Nikmati berita interaktif dan LIVE report 24 jam hanya di TribunX
Tribun

Ade Armando Singgung Politik Dinasti: Dinilai sebagai Argumen Defensif hingga Terancam Sanksi PSI

Pernyataan politikus Partai Solidaritas Indonesia (PSI), Ade Armando, terkait politik dinasti di Yogyakarta menimbulkan polemik.

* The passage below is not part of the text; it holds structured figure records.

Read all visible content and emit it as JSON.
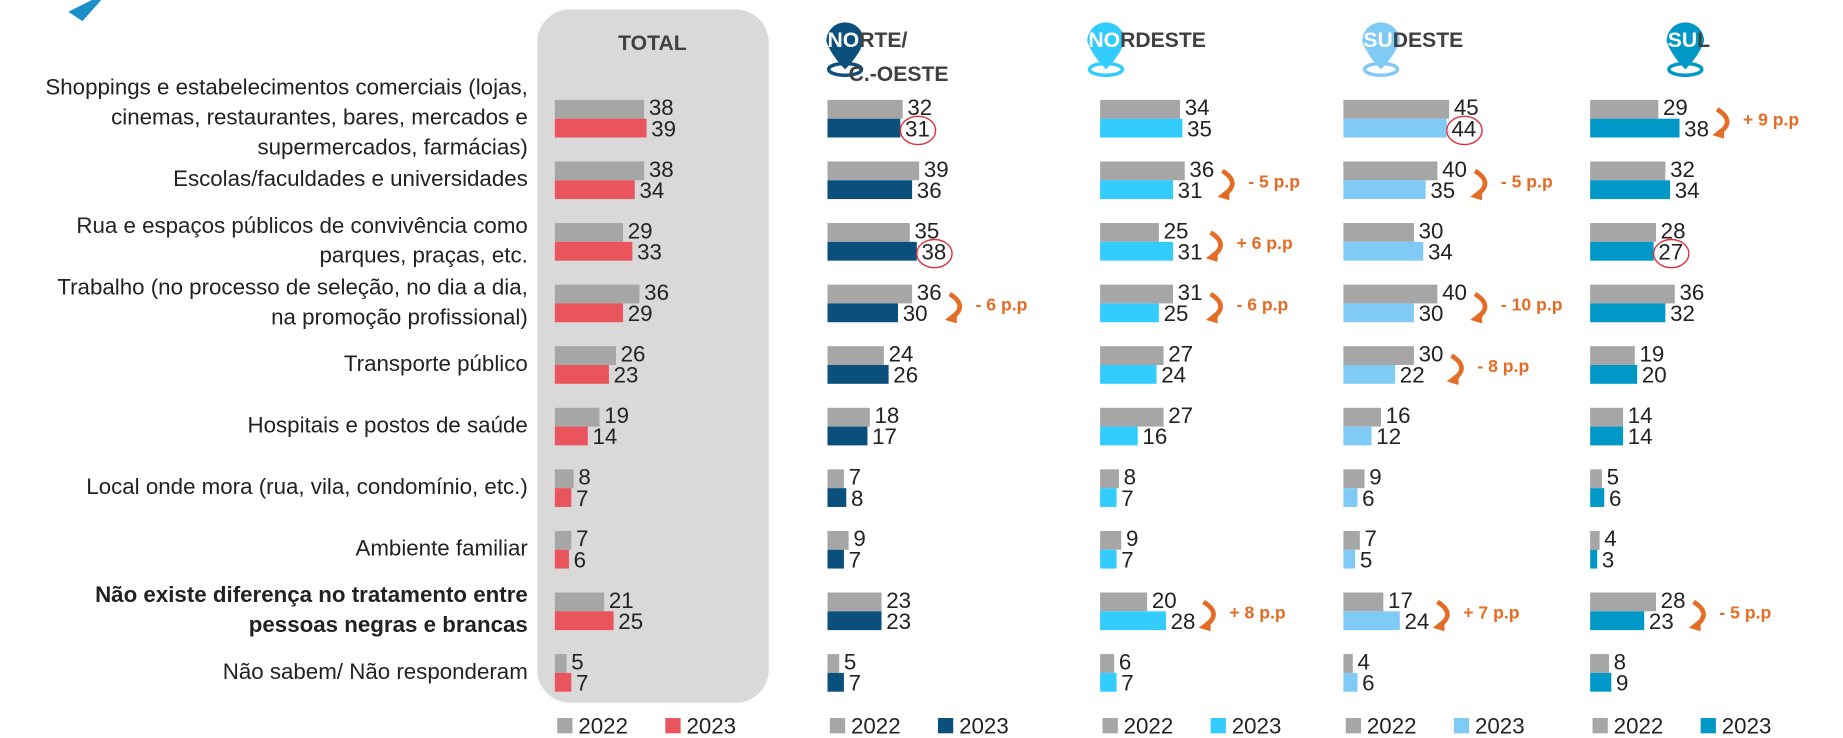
{
  "chart_data": [
    {
      "type": "bar",
      "title": "TOTAL",
      "categories": [
        [
          "Shoppings e estabelecimentos comerciais (lojas,",
          "cinemas, restaurantes, bares, mercados e",
          "supermercados, farmácias)"
        ],
        [
          "Escolas/faculdades e universidades"
        ],
        [
          "Rua e espaços públicos de convivência como",
          "parques, praças, etc."
        ],
        [
          "Trabalho (no processo de seleção, no dia a dia,",
          "na promoção profissional)"
        ],
        [
          "Transporte público"
        ],
        [
          "Hospitais e postos de saúde"
        ],
        [
          "Local onde mora (rua, vila, condomínio, etc.)"
        ],
        [
          "Ambiente familiar"
        ],
        [
          "Não existe diferença no tratamento entre",
          "pessoas negras e brancas"
        ],
        [
          "Não sabem/ Não responderam"
        ]
      ],
      "bold_categories": [
        8
      ],
      "series": [
        {
          "name": "2022",
          "color": "#a6a6a6",
          "values": [
            38,
            38,
            29,
            36,
            26,
            19,
            8,
            7,
            21,
            5
          ]
        },
        {
          "name": "2023",
          "color": "#e9545d",
          "values": [
            39,
            34,
            33,
            29,
            23,
            14,
            7,
            6,
            25,
            7
          ]
        }
      ],
      "annotations": [],
      "circled": []
    },
    {
      "type": "bar",
      "title": [
        "NORTE/",
        "C.-OESTE"
      ],
      "pin_color": "#0b4f7c",
      "series": [
        {
          "name": "2022",
          "color": "#a6a6a6",
          "values": [
            32,
            39,
            35,
            36,
            24,
            18,
            7,
            9,
            23,
            5
          ]
        },
        {
          "name": "2023",
          "color": "#0b4f7c",
          "values": [
            31,
            36,
            38,
            30,
            26,
            17,
            8,
            7,
            23,
            7
          ]
        }
      ],
      "annotations": [
        {
          "row": 3,
          "text": "- 6 p.p"
        }
      ],
      "circled": [
        0,
        2
      ]
    },
    {
      "type": "bar",
      "title": "NORDESTE",
      "pin_color": "#33ccff",
      "series": [
        {
          "name": "2022",
          "color": "#a6a6a6",
          "values": [
            34,
            36,
            25,
            31,
            27,
            27,
            8,
            9,
            20,
            6
          ]
        },
        {
          "name": "2023",
          "color": "#33ccff",
          "values": [
            35,
            31,
            31,
            25,
            24,
            16,
            7,
            7,
            28,
            7
          ]
        }
      ],
      "annotations": [
        {
          "row": 1,
          "text": "- 5 p.p"
        },
        {
          "row": 2,
          "text": "+ 6 p.p"
        },
        {
          "row": 3,
          "text": "- 6 p.p"
        },
        {
          "row": 8,
          "text": "+ 8 p.p"
        }
      ],
      "circled": []
    },
    {
      "type": "bar",
      "title": "SUDESTE",
      "pin_color": "#7fcbf5",
      "series": [
        {
          "name": "2022",
          "color": "#a6a6a6",
          "values": [
            45,
            40,
            30,
            40,
            30,
            16,
            9,
            7,
            17,
            4
          ]
        },
        {
          "name": "2023",
          "color": "#7fcbf5",
          "values": [
            44,
            35,
            34,
            30,
            22,
            12,
            6,
            5,
            24,
            6
          ]
        }
      ],
      "annotations": [
        {
          "row": 1,
          "text": "- 5 p.p"
        },
        {
          "row": 3,
          "text": "- 10 p.p"
        },
        {
          "row": 4,
          "text": "- 8 p.p"
        },
        {
          "row": 8,
          "text": "+ 7 p.p"
        }
      ],
      "circled": [
        0
      ]
    },
    {
      "type": "bar",
      "title": "SUL",
      "pin_color": "#0098c7",
      "series": [
        {
          "name": "2022",
          "color": "#a6a6a6",
          "values": [
            29,
            32,
            28,
            36,
            19,
            14,
            5,
            4,
            28,
            8
          ]
        },
        {
          "name": "2023",
          "color": "#0098c7",
          "values": [
            38,
            34,
            27,
            32,
            20,
            14,
            6,
            3,
            23,
            9
          ]
        }
      ],
      "annotations": [
        {
          "row": 0,
          "text": "+ 9 p.p"
        },
        {
          "row": 8,
          "text": "- 5 p.p"
        }
      ],
      "circled": [
        2
      ]
    }
  ]
}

Penulis: Muhamad Deni Setiawan
Editor: Garudea Prabawati
zoom-in Ade Armando Singgung Politik Dinasti: Dinilai sebagai Argumen Defensif hingga Terancam Sanksi PSI
Mario Christian Suamampow
Kader PSI Ade Armando ditemui di Kantor DPP PSI Jakarta, Selasa (11/4/2023). Pernyataan politikus Partai Solidaritas Indonesia (PSI), Ade Armando, terkait politik dinasti di Yogyakarta menimbulkan polemik. 

TRIBUNNEWS.COM - Pernyataan politikus Partai Solidaritas Indonesia (PSI), Ade Armando, terkait politik dinasti di Yogyakarta menimbulkan polemik.

Pernyataan itu pun telah mendapatkan tanggapan dari pakar politik Universitas Gadjah Mada (UGM), Arya Budi.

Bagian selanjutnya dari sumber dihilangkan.